Затем пришли новые народы Севера и основали более постоянное общество. Основой греческого и римского общества был раб, раздавленный до состояния несчастных, которые «трудились, изнуренные, в поле и в мастерской, как лошади в узде, если слепые, то тем спокойнее». Основой нового общества был свободный человек, который сражался, пахал, судил и рос от большего к большему. Он выковал государство из племенного родства и взрастил независимость и уверенность в себе, которые никакое угнетение не могло разрушить. История медленного восхождения человека от дикости через варварство и самообладание к цивилизации — это воплощение духа оптимизма. С первого часа новых наций каждый век видел лучшую Европу, пока развитие мира не потребовало Америки.
Толстой сказал на днях, что Америка, некогда надежда мира, находится в рабстве у Маммоны. Толстому и другим европейцам еще многое предстоит узнать об этой великой, свободной стране нашей, прежде чем они поймут уникальную гражданскую борьбу, которую переживает Америка. Она столкнулась с могучей задачей ассимиляции всех иностранцев, которые стекаются из каждой страны, и сплавления их в один народ с одним национальным духом.

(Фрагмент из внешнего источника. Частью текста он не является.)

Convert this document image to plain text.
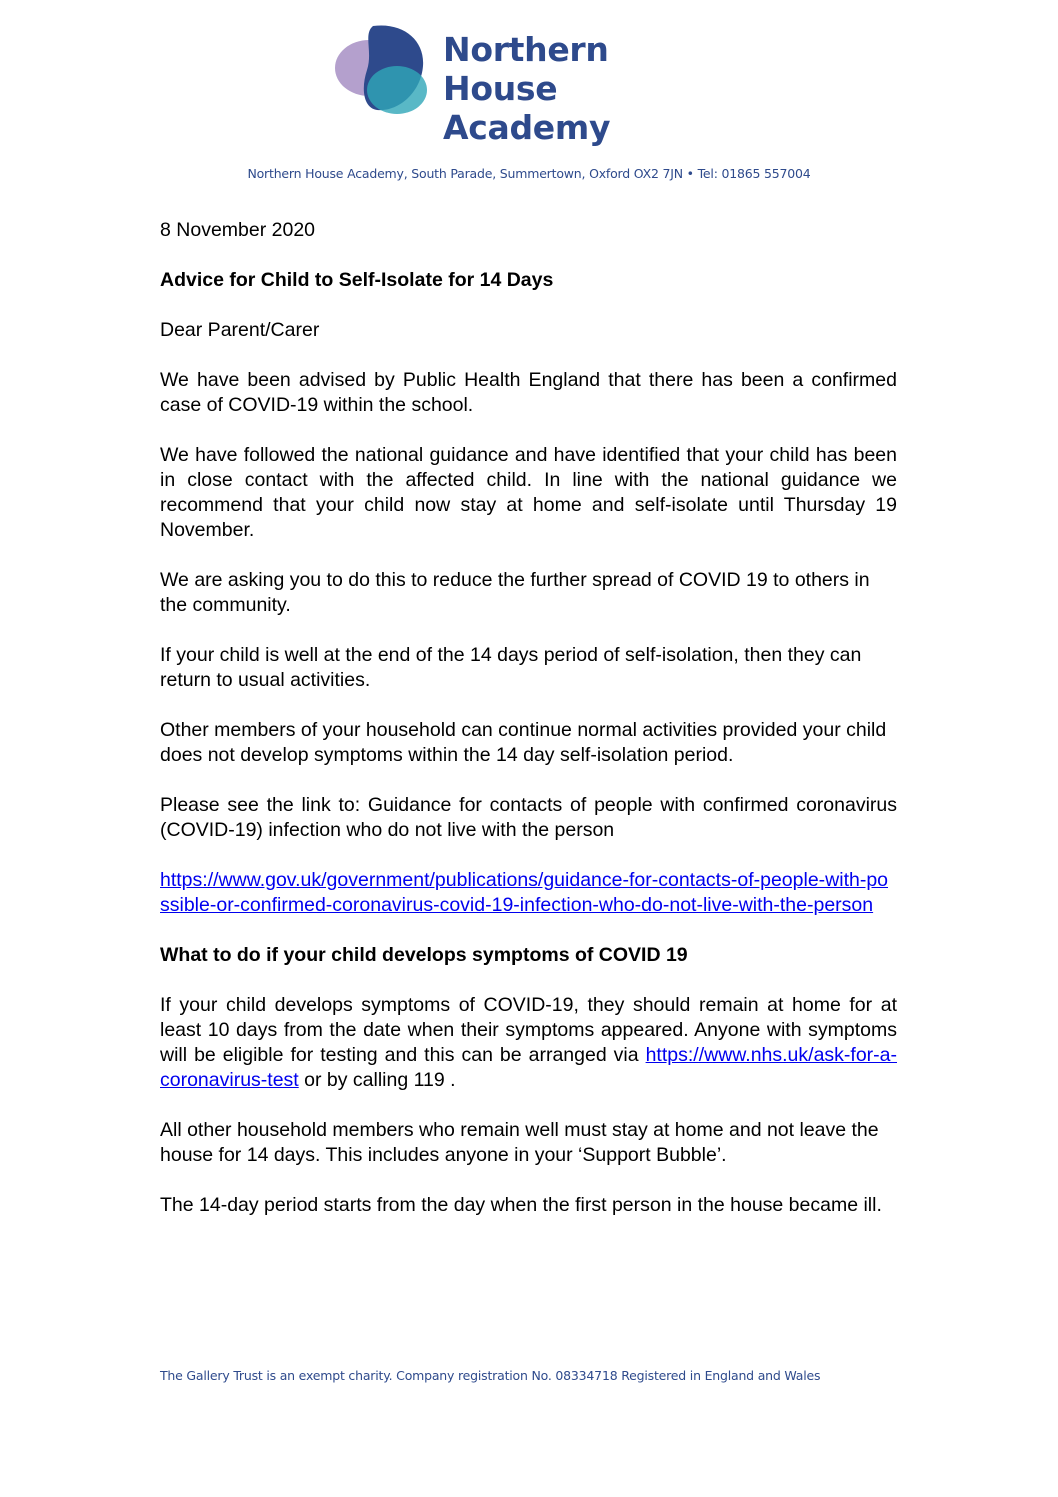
Northern House
Academy
Northern House Academy, South Parade, Summertown, Oxford OX2 7JN • Tel: 01865 557004

8 November 2020

Advice for Child to Self-Isolate for 14 Days

Dear Parent/Carer

We have been advised by Public Health England that there has been a confirmed case of COVID-19 within the school.

We have followed the national guidance and have identified that your child has been in close contact with the affected child. In line with the national guidance we recommend that your child now stay at home and self-isolate until Thursday 19 November.

We are asking you to do this to reduce the further spread of COVID 19 to others in the community.

If your child is well at the end of the 14 days period of self-isolation, then they can return to usual activities.

Other members of your household can continue normal activities provided your child does not develop symptoms within the 14 day self-isolation period.

Please see the link to: Guidance for contacts of people with confirmed coronavirus (COVID-19) infection who do not live with the person

https://www.gov.uk/government/publications/guidance-for-contacts-of-people-with-possible-or-confirmed-coronavirus-covid-19-infection-who-do-not-live-with-the-person

What to do if your child develops symptoms of COVID 19

If your child develops symptoms of COVID-19, they should remain at home for at least 10 days from the date when their symptoms appeared. Anyone with symptoms will be eligible for testing and this can be arranged via https://www.nhs.uk/ask-for-a-coronavirus-test or by calling 119 .

All other household members who remain well must stay at home and not leave the house for 14 days. This includes anyone in your ‘Support Bubble’.

The 14-day period starts from the day when the first person in the house became ill.

The Gallery Trust is an exempt charity. Company registration No. 08334718 Registered in England and Wales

Мы имеем право требовать снисходительности критиков, пока Соединенные Штаты не продемонстрируют, могут ли они сделать один народ из всех наций земли. Лондонские экономисты встревожены тем, что менее пятисот тысяч иностранцев на шесть миллионов населения, и серьезно обсуждают опасность слишком большого количества пришельцев. Но что их проблема по сравнению с проблемой Нью-Йорка, который насчитывает почти полтора миллиона иностранцев среди своих трех с половиной миллионов граждан? Подумайте об этом! Каждый третий человек в нашем американском мегаполисе — пришелец. Только по этим цифрам можно измерить величие Америки.

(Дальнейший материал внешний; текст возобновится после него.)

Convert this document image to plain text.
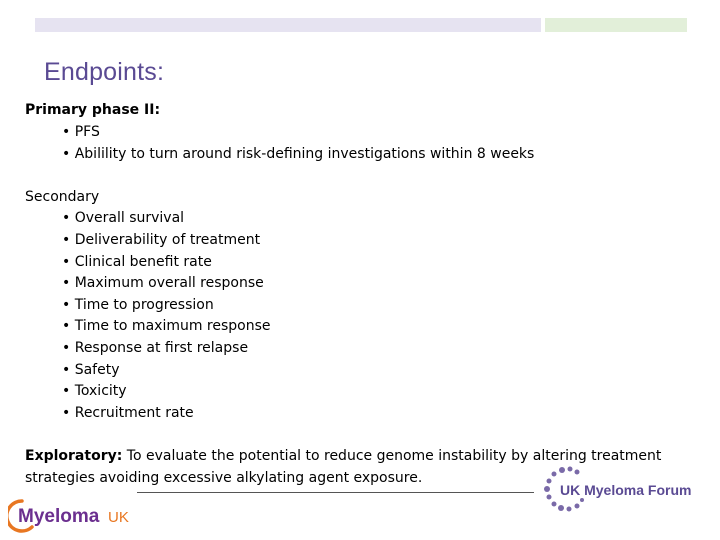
Endpoints:
Primary phase II:
• PFS
• Abilility to turn around risk-defining investigations within 8 weeks
Secondary
• Overall survival
• Deliverability of treatment
• Clinical benefit rate
• Maximum overall response
• Time to progression
• Time to maximum response
• Response at first relapse
• Safety
• Toxicity
• Recruitment rate
Exploratory: To evaluate the potential to reduce genome instability by altering treatment strategies avoiding excessive alkylating agent exposure.
Myeloma UK
UK Myeloma Forum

Это правда, Америка посвятила себя в значительной степени решению материальных проблем — распашке полей, открытию шахт, орошению пустынь, соединению континента железными дорогами; но она делает эти вещи по-новому, обучая свой народ, ставя на службу нуждам каждого человека все ресурсы человеческого мастерства. Она превращает свое промышленное богатство в образование своих рабочих, чтобы неквалифицированные люди не имели места в американской жизни, чтобы все люди привносили разум и душу в контроль над материей. Ее дети — не чернорабочие и рабы. Конституция провозгласила это, и дух наших институтов подтвердил это. Лучшее, чему может научить их земля, они будут знать. Они узнают, что в их стране нет высшего класса и нет низшего, и они поймут, как это получается, что Бог и Его мир — для всех.